An audio-only file has to be composed for the waveform and silence operation. This operation should be after the prepare-av operation. Workflow operation to compose the audio-only file(s)

<operation
  id="encode"
  if="${trimHold}"
  fail-on-error="false"
  description="Extracting audio for waveform generation">
  <configurations>
    <configuration key="source-flavor">*/work</configuration>
    <configuration key="target-flavor">*/audio</configuration>
    <configuration key="encoding-profile">audio.wav</configuration>
  </configurations>
</operation>

The waveform operation should be included. See above for the XML-code for this operation. The audio-only file should already be available.
The silence detection should be done. See above for the XML-code for this operation. The audio-only file should already be available.
After all previous operations have been done the editor can be included. See above for the XML-code for this operation.
You may consider to tag the trimmed files for archiving.

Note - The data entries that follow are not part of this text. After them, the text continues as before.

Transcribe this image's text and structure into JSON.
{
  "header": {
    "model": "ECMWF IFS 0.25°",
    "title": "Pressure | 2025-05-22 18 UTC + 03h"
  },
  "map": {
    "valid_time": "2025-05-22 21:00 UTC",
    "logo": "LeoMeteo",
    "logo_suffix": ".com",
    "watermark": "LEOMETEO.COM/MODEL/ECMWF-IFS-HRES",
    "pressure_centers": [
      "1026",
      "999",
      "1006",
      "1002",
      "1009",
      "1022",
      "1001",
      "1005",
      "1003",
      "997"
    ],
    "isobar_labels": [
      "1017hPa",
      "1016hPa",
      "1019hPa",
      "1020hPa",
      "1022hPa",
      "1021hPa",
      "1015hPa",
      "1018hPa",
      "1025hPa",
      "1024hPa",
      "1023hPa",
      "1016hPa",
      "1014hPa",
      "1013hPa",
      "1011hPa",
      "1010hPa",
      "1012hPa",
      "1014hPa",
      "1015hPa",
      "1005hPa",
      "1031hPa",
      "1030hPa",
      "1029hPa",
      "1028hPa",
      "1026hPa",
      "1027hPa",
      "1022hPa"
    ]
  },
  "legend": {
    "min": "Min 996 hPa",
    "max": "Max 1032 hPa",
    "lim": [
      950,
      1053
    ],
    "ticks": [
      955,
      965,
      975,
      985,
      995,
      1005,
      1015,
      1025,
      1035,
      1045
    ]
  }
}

Then you should include this operation after the editor:

Tagging trimmed files for the archive

    <operation
      id="tag"
      description="Tagging media for archival">
      <configurations>
        <configuration key="source-flavors">*/trimmed</configuration>
        <configuration key="target-tags">+archive</configuration>
      </configurations>
    </operation>

You could check, if you want to archive the source media too, or remove the source-flavors from the previous tagging
operations.

The rest of the workflow definition can be kept as it is, the input flavor subtype for the trimmed files in other operations is "/trimmed" if you follow the naming in this example.

The default compose-distribute-publish.xml workflow definition within the Video Editor branch has already been updated to include the editor instead of the trim-hold state. The trim operation is not overwritten with the video editor but could still be used.